In fact the film’s biggest flaw is just how weak the story appears on screen. Hawkins’ narrative is built on an absurd level of convenience that, from the moment we discover Megan and Scott live a few doors down from Tom, discards any mystery or plausibility. Everything ties together perfectly in this insular world of incredulous coincidence. Via a series of fortuitous encounters and unsubtle exposition Rachel is able to solve the entire mystery. One crucial plot twist is built on an all too accidental crossing of paths on the train. Some films make you believe in a world far beyond the frame of the camera, but The Girl on the Train feels wholly disingenuous in its mystery by numbers set-up. While the plot never threatens plausibility, perhaps the most alarming issue is just how dull and disengaging the viewing experience is.
The film’s ability to convince suffers even further from the idyllic reality it portrays. This yuppie neighbourhood resembles something from Blue Velvet or The Stepford Wives in its dreamy aura but without any sense of satire, irony or humour. Everyone and everything is sexed up and sculpted with a veneer of flawlessness for purely aesthetic reasons. In the end the likes of Scott and Megan are as involving as a robotic Stepford Wife, totally wasting the talents of Evans, Bennett and co. Rachel, even with all her inner turmoil, can’t escape the draining detachment from reality. At one point we’re told Rachel has been out of work for a year, yet somehow her divorce settlement has paid for rent, daily commutes, Martinis in fancy Manhattan bars, and a constant supply of booze. The viewer’s intelligence is barely registered let alone tested.
Even Emily Blunt, with her constantly puffy face and deadened eyes, can’t inject passion into Taylor’s humourless affair. Filmed relentlessly in shaky handheld close ups we’re literally faced with Rachel’s dour demeanour for the whole film leading to a disorientating lack of context. Taylor strives for strong emotional resonance by sheer proximity but does so at the expense of effectively managing the pressing murder mystery. Taylor’s inability to blend the far-fetched premise into a compelling story is further unaided by some haphazard editing. The story flits inconsistently between person, place and time making is yearn for the non-linear mastery of Tarantino or Nolan, or even superior companion piece Gone Girl.

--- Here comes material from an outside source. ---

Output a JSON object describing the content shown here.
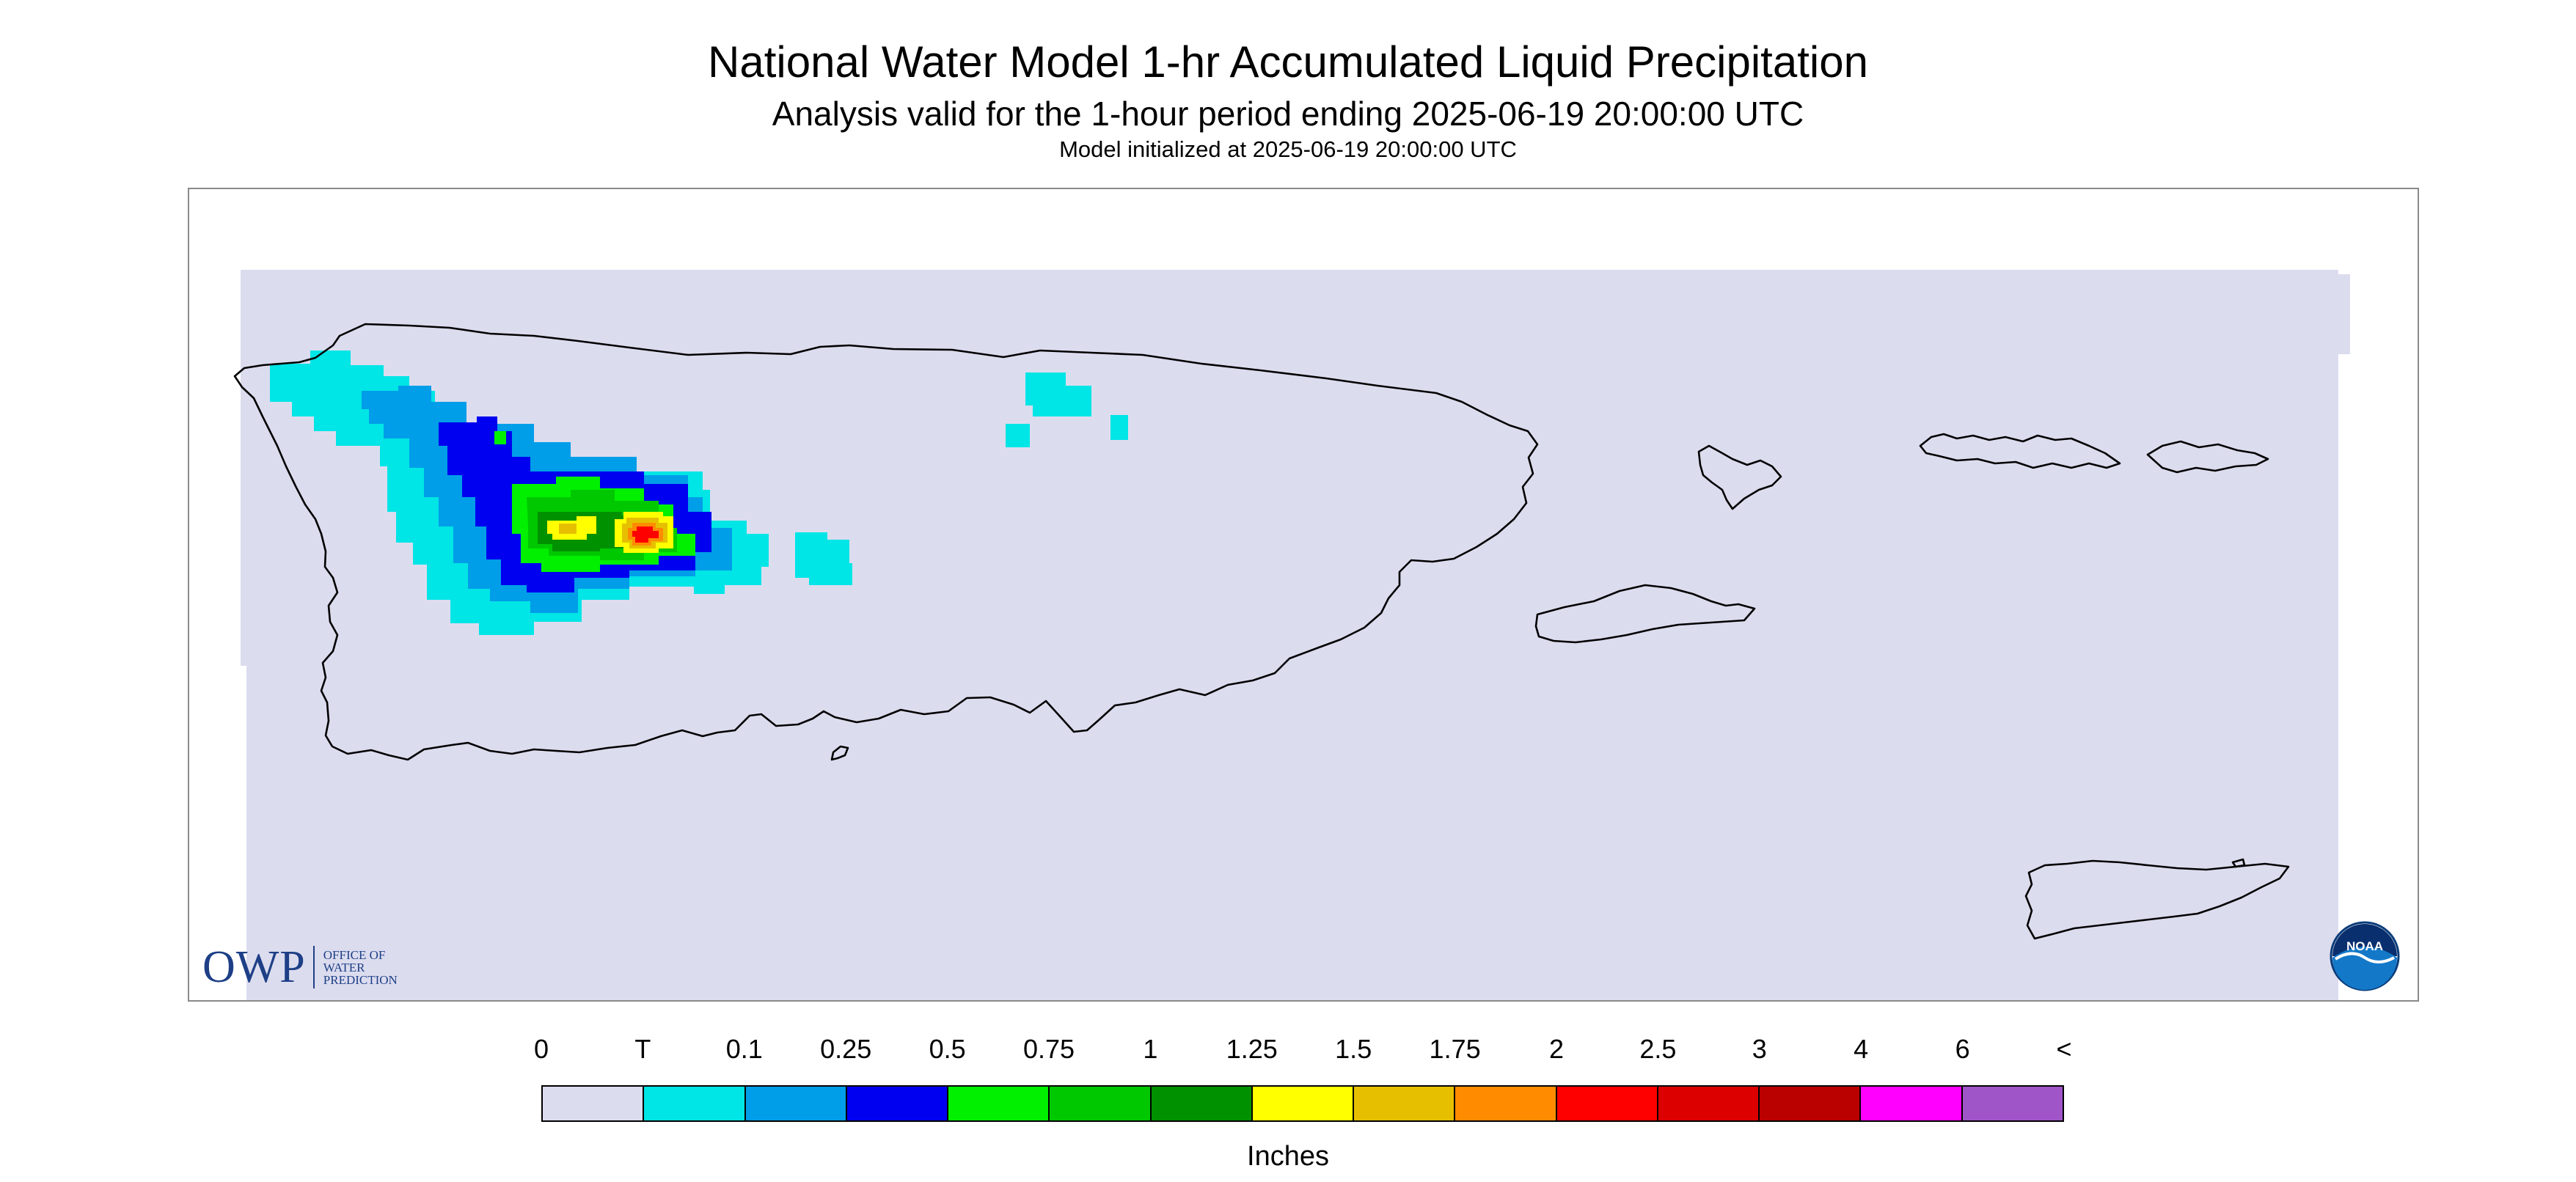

Whether the same can be said of Hawkins’ novel is a whole other question, but Taylor’s film is a lowest common-denominator-bunny-boiler-dispensable-airport-time-filler to get middle aged women hot under the collar before their imminent menopause. It’s a bland, trashy piece of filmmaking that feels cheap and artificial without a redeeming sense of being a guilty pleasure. Do yourself a favour, miss this and take up train spotting – the 17.43 to Lemington Spa is looking mighty exciting all of a sudden.